Not all servers are user-accessible. For instance, a database server or a NAS server might only be accessed by other servers within the same organization. Using IPv6 between these internal-only servers, instead of RFC 1918 addresses, can simplify things.
And can make things far more complex too. You now need people to understand both ipv4 (for your public facing) and ipv6 (for your internal ones).
Instead you could just choose ipv4 only and reduce a lot of complexity. Sure there are also downsides -- if you're in a large org and are running out of RFC1918 space, or you're rationing it to smaller than /24 networks, that can be a pain (I don't see a benefit of more than 256 host addresses on a subnet as that's already far to large a broadcast domain)
#2 has essentially no downsides and is radically simpler.
That's my point. It's not terrible to start a new project without IPv6 support, because adding IPv6 support adds a ton of complexity for almost no benefit.
I never claimed or insinuated that you recommend dropping IPv4. If I thought your recommendation was to drop v4, my argument about the complexity of dual-stack would've made no sense.
> I never claimed or insinuated that you recommend...
Check my handle. I'm not who you seem to think I am.
> ...adding IPv6 support adds a ton of complexity for almost no benefit.
That doesn't at all match my experience with IPv6 support in greenfield projects for the past decade+. You actually have to do extra work to make them IPv4-only. Remember that the statement you initially responded to said "It's a terrible it to start a new project in 2024..."
> > I never claimed or insinuated that you recommend...
> Check my handle. I'm not who you seem to think I am.
Sorry, I didn't notice. Pretend I said "they" rather than "you".
> > ...adding IPv6 support adds a ton of complexity for almost no benefit.

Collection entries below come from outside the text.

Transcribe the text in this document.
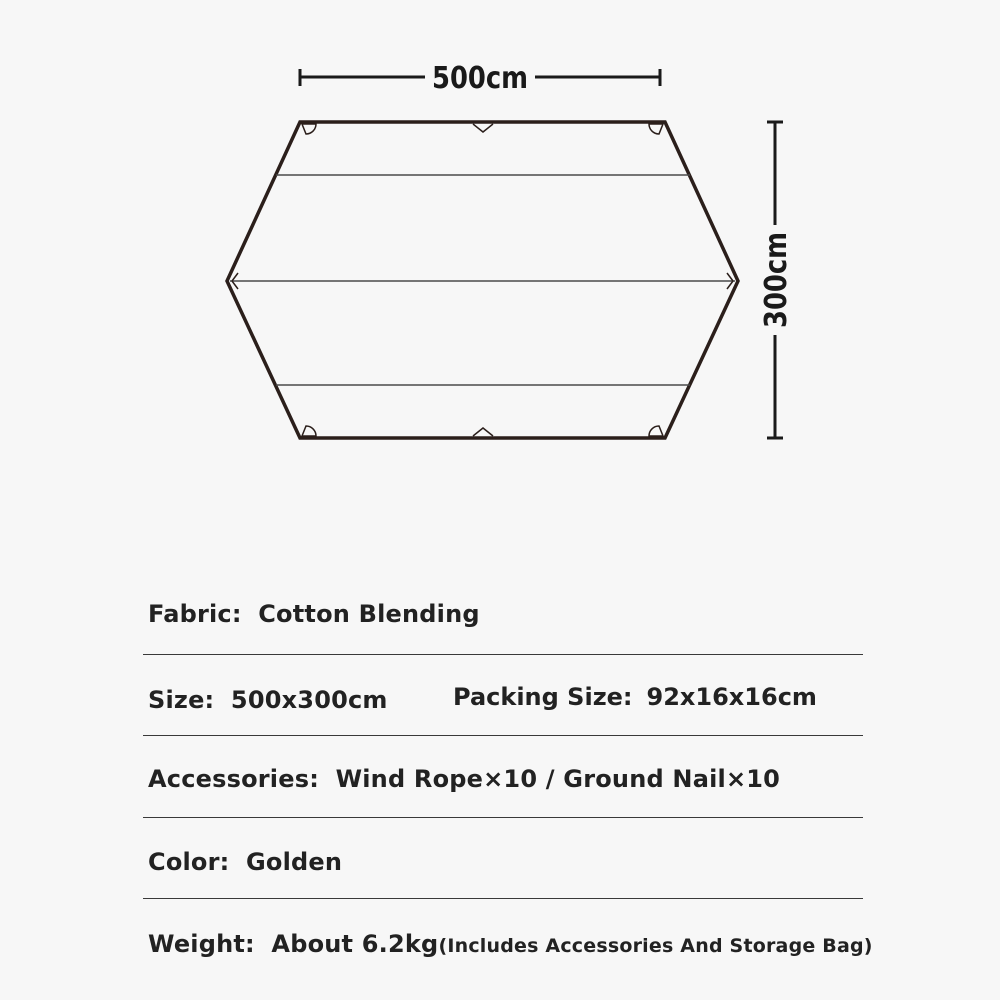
500cm
300cm
Fabric: Cotton Blending
Size: 500x300cm	Packing Size: 92x16x16cm
Accessories: Wind Rope×10 / Ground Nail×10
Color: Golden
Weight: About 6.2kg(Includes Accessories And Storage Bag)
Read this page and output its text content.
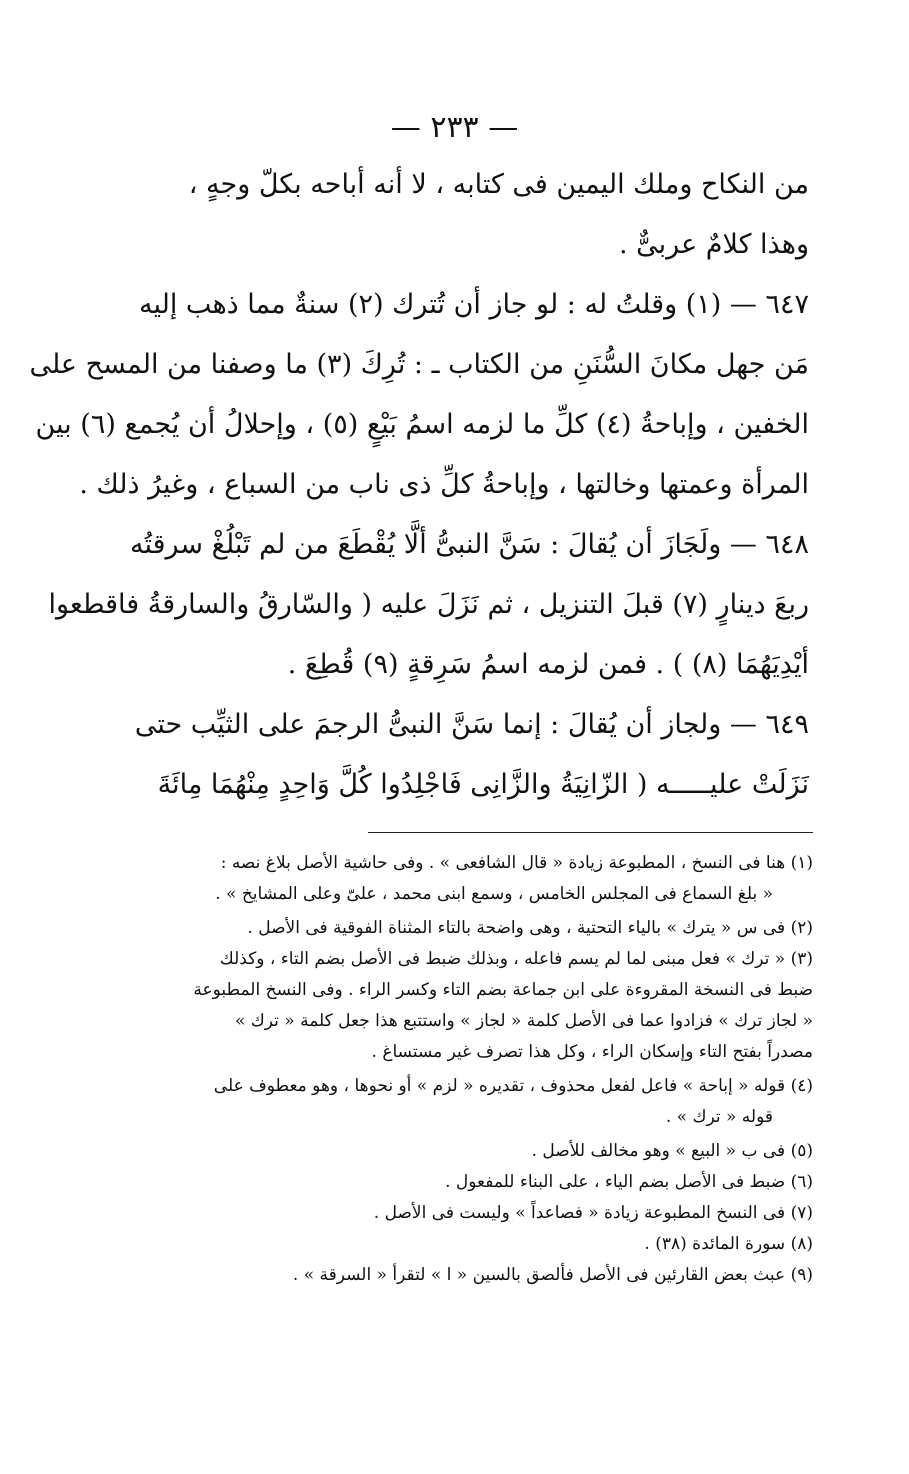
— ٢٣٣ —
من النكاح وملك اليمين فى كتابه ، لا أنه أباحه بكلّ وجهٍ ،
وهذا كلامٌ عربىٌّ .
٦٤٧ — (١) وقلتُ له : لو جاز أن تُترك (٢) سنةٌ مما ذهب إليه
مَن جهل مكانَ السُّنَنِ من الكتاب ـ : تُرِكَ (٣) ما وصفنا من المسح على
الخفين ، وإباحةُ (٤) كلِّ ما لزمه اسمُ بَيْعٍ (٥) ، وإحلالُ أن يُجمع (٦) بين
المرأة وعمتها وخالتها ، وإباحةُ كلِّ ذى ناب من السباع ، وغيرُ ذلك .
٦٤٨ — ولَجَازَ أن يُقالَ : سَنَّ النبىُّ ألَّا يُقْطَعَ من لم تَبْلُغْ سرقتُه
ربعَ دينارٍ (٧) قبلَ التنزيل ، ثم نَزَلَ عليه ( والسّارقُ والسارقةُ فاقطعوا
أيْدِيَهُمَا (٨) ) . فمن لزمه اسمُ سَرِقةٍ (٩) قُطِعَ .
٦٤٩ — ولجاز أن يُقالَ : إنما سَنَّ النبىُّ الرجمَ على الثيِّب حتى
نَزَلَتْ عليـــــه ( الزّانِيَةُ والزَّانِى فَاجْلِدُوا كُلَّ وَاحِدٍ مِنْهُمَا مِائَةَ
(١) هنا فى النسخ ، المطبوعة زيادة « قال الشافعى » . وفى حاشية الأصل بلاغ نصه :
« بلغ السماع فى المجلس الخامس ، وسمع ابنى محمد ، علىّ وعلى المشايخ » .
(٢) فى س « يترك » بالياء التحتية ، وهى واضحة بالتاء المثناة الفوقية فى الأصل .
(٣) « ترك » فعل مبنى لما لم يسم فاعله ، وبذلك ضبط فى الأصل بضم التاء ، وكذلك
ضبط فى النسخة المقروءة على ابن جماعة بضم التاء وكسر الراء . وفى النسخ المطبوعة
« لجاز ترك » فزادوا عما فى الأصل كلمة « لجاز » واستتبع هذا جعل كلمة « ترك »
مصدراً بفتح التاء وإسكان الراء ، وكل هذا تصرف غير مستساغ .
(٤) قوله « إباحة » فاعل لفعل محذوف ، تقديره « لزم » أو نحوها ، وهو معطوف على
قوله « ترك » .
(٥) فى ب « البيع » وهو مخالف للأصل .
(٦) ضبط فى الأصل بضم الياء ، على البناء للمفعول .
(٧) فى النسخ المطبوعة زيادة « فصاعداً » وليست فى الأصل .
(٨) سورة المائدة (٣٨) .
(٩) عبث بعض القارئين فى الأصل فألصق بالسين « ا » لتقرأ « السرقة » .
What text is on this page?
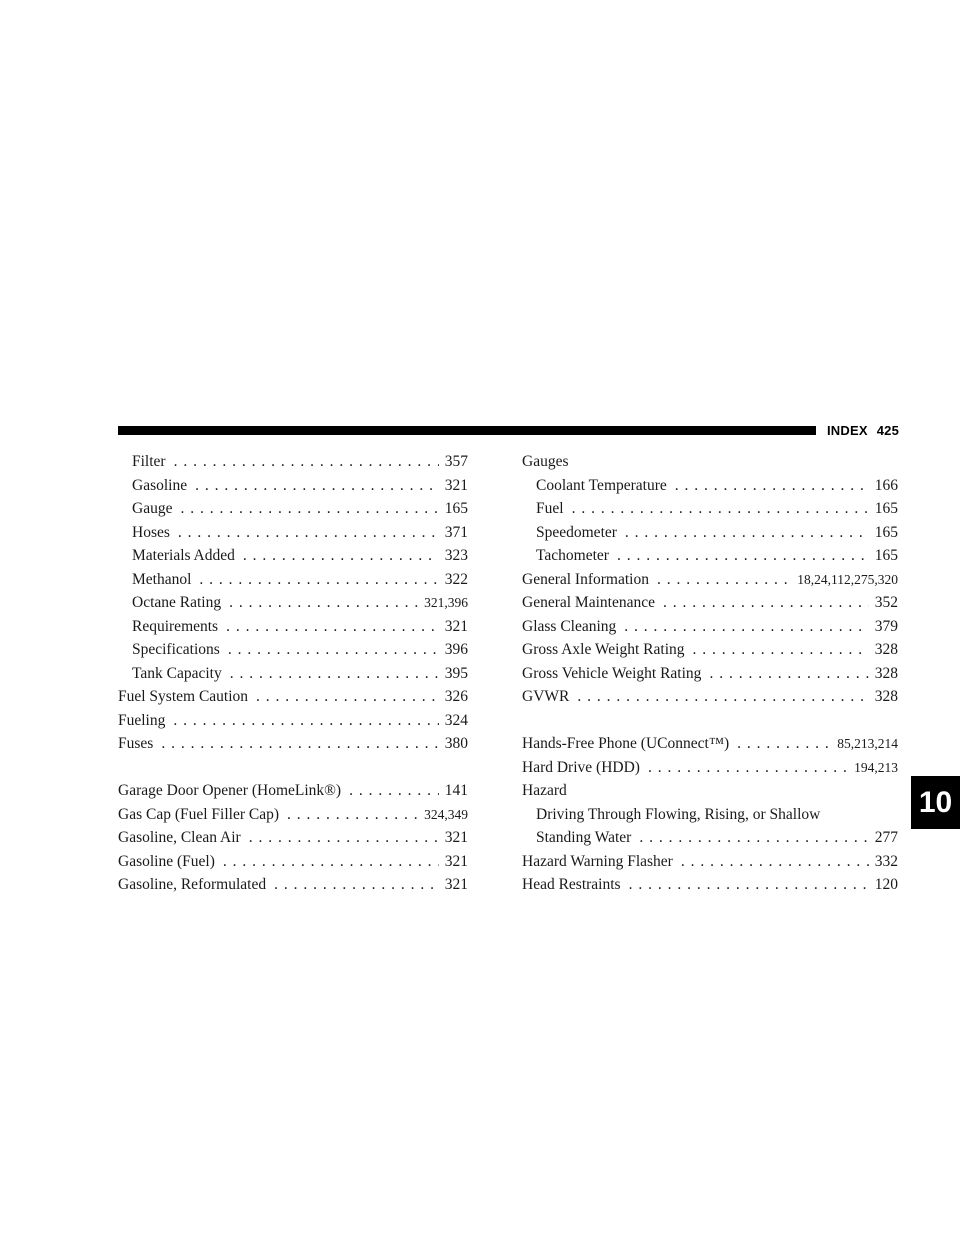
INDEX 425
Filter . . .	357
Gasoline . . .	321
Gauge . . .	165
Hoses . . .	371
Materials Added . . .	323
Methanol . . .	322
Octane Rating . . .	321,396
Requirements . . .	321
Specifications . . .	396
Tank Capacity . . .	395
Fuel System Caution . . .	326
Fueling . . .	324
Fuses . . .	380
Garage Door Opener (HomeLink®) . . .	141
Gas Cap (Fuel Filler Cap) . . .	324,349
Gasoline, Clean Air . . .	321
Gasoline (Fuel) . . .	321
Gasoline, Reformulated . . .	321
Gauges
Coolant Temperature . . .	166
Fuel . . .	165
Speedometer . . .	165
Tachometer . . .	165
General Information . . .	18,24,112,275,320
General Maintenance . . .	352
Glass Cleaning . . .	379
Gross Axle Weight Rating . . .	328
Gross Vehicle Weight Rating . . .	328
GVWR . . .	328
Hands-Free Phone (UConnect™) . . .	85,213,214
Hard Drive (HDD) . . .	194,213
Hazard
Driving Through Flowing, Rising, or Shallow
Standing Water . . .	277
Hazard Warning Flasher . . .	332
Head Restraints . . .	120
10
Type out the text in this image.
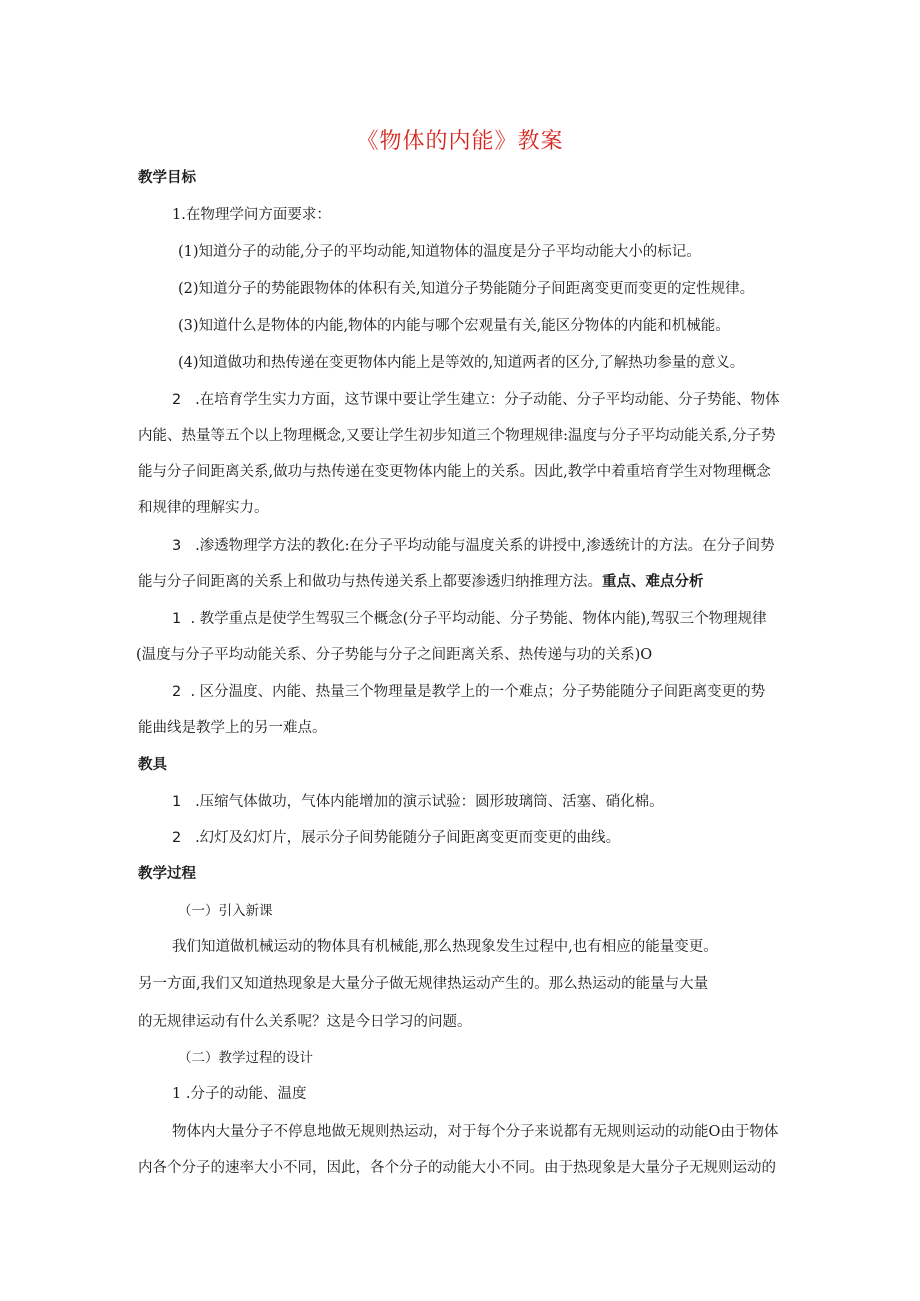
《物体的内能》教案
教学目标
1.在物理学问方面要求：
(1)知道分子的动能,分子的平均动能,知道物体的温度是分子平均动能大小的标记。
(2)知道分子的势能跟物体的体积有关,知道分子势能随分子间距离变更而变更的定性规律。
(3)知道什么是物体的内能,物体的内能与哪个宏观量有关,能区分物体的内能和机械能。
(4)知道做功和热传递在变更物体内能上是等效的,知道两者的区分,了解热功参量的意义。
2 .在培育学生实力方面，这节课中要让学生建立：分子动能、分子平均动能、分子势能、物体
内能、热量等五个以上物理概念,又要让学生初步知道三个物理规律:温度与分子平均动能关系,分子势
能与分子间距离关系,做功与热传递在变更物体内能上的关系。因此,教学中着重培育学生对物理概念
和规律的理解实力。
3 .渗透物理学方法的教化:在分子平均动能与温度关系的讲授中,渗透统计的方法。在分子间势
能与分子间距离的关系上和做功与热传递关系上都要渗透归纳推理方法。重点、难点分析
1 . 教学重点是使学生驾驭三个概念(分子平均动能、分子势能、物体内能),驾驭三个物理规律
(温度与分子平均动能关系、分子势能与分子之间距离关系、热传递与功的关系)O
2 . 区分温度、内能、热量三个物理量是教学上的一个难点；分子势能随分子间距离变更的势
能曲线是教学上的另一难点。
教具
1 .压缩气体做功，气体内能增加的演示试验：圆形玻璃筒、活塞、硝化棉。
2 .幻灯及幻灯片，展示分子间势能随分子间距离变更而变更的曲线。
教学过程
（一）引入新课
我们知道做机械运动的物体具有机械能,那么热现象发生过程中,也有相应的能量变更。
另一方面,我们又知道热现象是大量分子做无规律热运动产生的。那么热运动的能量与大量
的无规律运动有什么关系呢？这是今日学习的问题。
（二）教学过程的设计
1 .分子的动能、温度
物体内大量分子不停息地做无规则热运动，对于每个分子来说都有无规则运动的动能O由于物体
内各个分子的速率大小不同，因此，各个分子的动能大小不同。由于热现象是大量分子无规则运动的
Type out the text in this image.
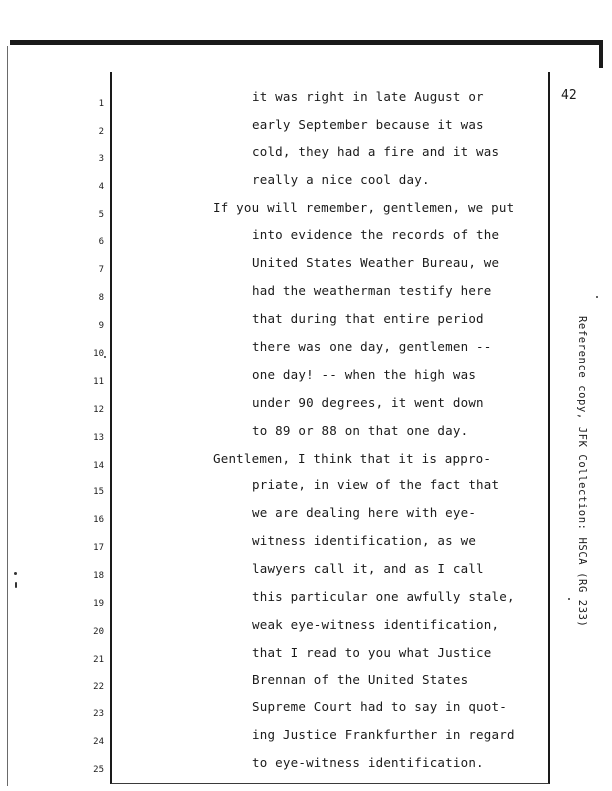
42
Reference copy, JFK Collection: HSCA (RG 233)
1	it was right in late August or
2	early September because it was
3	cold, they had a fire and it was
4	really a nice cool day.
5	If you will remember, gentlemen, we put
6	into evidence the records of the
7	United States Weather Bureau, we
8	had the weatherman testify here
9	that during that entire period
10	there was one day, gentlemen --
11	one day! -- when the high was
12	under 90 degrees, it went down
13	to 89 or 88 on that one day.
14	Gentlemen, I think that it is appro-
15	priate, in view of the fact that
16	we are dealing here with eye-
17	witness identification, as we
18	lawyers call it, and as I call
19	this particular one awfully stale,
20	weak eye-witness identification,
21	that I read to you what Justice
22	Brennan of the United States
23	Supreme Court had to say in quot-
24	ing Justice Frankfurther in regard
25	to eye-witness identification.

> That doesn't at all match my experience with IPv6 support in greenfield projects for the past decade+. You actually have to do extra work to make them IPv4-only. Remember that the statement you initially responded to said "It's a terrible it to start a new project in 2024..."
Huh, I never found it difficult to ... not add an AAAA DNS record to point to a server. It surprises me that you find that to be extra work.
> Huh, I never found it difficult to ... not add an AAAA DNS record to point to a server.
Have you attempted to make greenfield software written in 2024 support only IPv4 addresses and be deliberately incompatible with IPv6 addresses? It's a lot more work than just using what the standard libraries give you and just getting support for v4 and v6.
I have actually made a green field project in 2024 and created a VPS for it and not added an AAAA record to point to that VPS, it was pretty easy to not add that AAAA record, I could do it in my sleep (in fact I do spend most of my nights not adding AAAA records to anything)
Now the software itself would probably work v6 if you set up the infrastructure for it, but that's not what I'm talking about. (I don't know for sure that it works with v6 though, never tested)
I know for sure that I've written some software before which doesn't work with IPv6 because the buffer I pass to gethostbyname is 4 bytes, but to be fair I haven't written such software in 2024. I have also written software to configure a device's interfaces and routing tables which only does DHCP4 and only configures v4 addresses, but that was in 2023 not 2024, maybe dhcp4 would've magically worked with IPv6 if I had done it this year
> The gethostbyname*(), gethostbyaddr*(), herror(), and hstrerror() functions are obsolete. Applications should use getaddrinfo(3), getnameinfo(3), and gai_strerror(3) instead.
Certainly some will be needed for 'legacy' purposes for the foreseeable future, but the more you can reduce the use of them at your edge, the less money you'll be shelling out.
And running a dual stack is trivially easy for almost everyone using it. That chart has almost half of Google's users coming in via IPv6. I promise you less than 1% of that 50% have ever even heard of IPv6, let alone done a single thing to configure it. With my ISP I'd have to go out of my way to turn it off, which I haven't done because this isn't 2008 where it broke things more often than never.